Prince est incapable de composer autre chose que sa propre partition. Il veut s’affranchir, briser les chaines du nègre docile, renverser les diktats fascistes d’un pays ouvertement racial. « Dirty Mind » (littéralementpensées sales) est un chef d’œuvre car il outrepasse considérablement le premier plaisir immédiat à s’éblouir aux riffs folks évidents de « When U Were Mine », au funk salace de « Do It All Night », aux synthés buccaux de « Head » voire au rock incestueux de « Sister ». L’album est un brûlot politique, la première pierre d’une longue émancipation. Du retournement d’un système que l’Artiste, le plus grand Artiste de l’Histoire de la musique du XXe siècle, aura parfaitement réussi le long d’une exceptionnelle carrière de 40 années.

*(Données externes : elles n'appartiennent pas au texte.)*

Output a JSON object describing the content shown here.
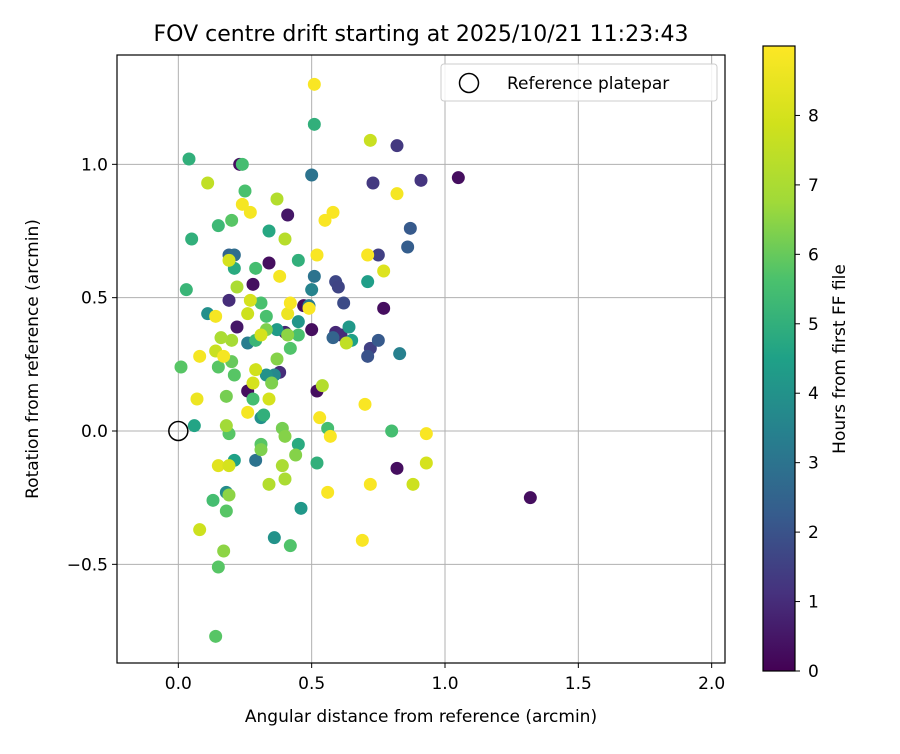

A l’heure des cris de révolte, du réveil des consciences, des meurtres de jeunes et moins jeunes hommes et femmes noires tombés sous les balles des forces de police sous l’œil impavide d’un Président en passe de réitérer son méfait en novembre prochain, réévaluer l’album « Dirty Mind » et se plonger avec conscience dans l’extraordinaire architecture musicale de Prince s’avèrent deux alternatives indispensables pour espérer croire encore à son prochain.
« Dirty Mind » distribué par Warner Music fête en ce mois d’octobre 2020 son 40eanniversaire.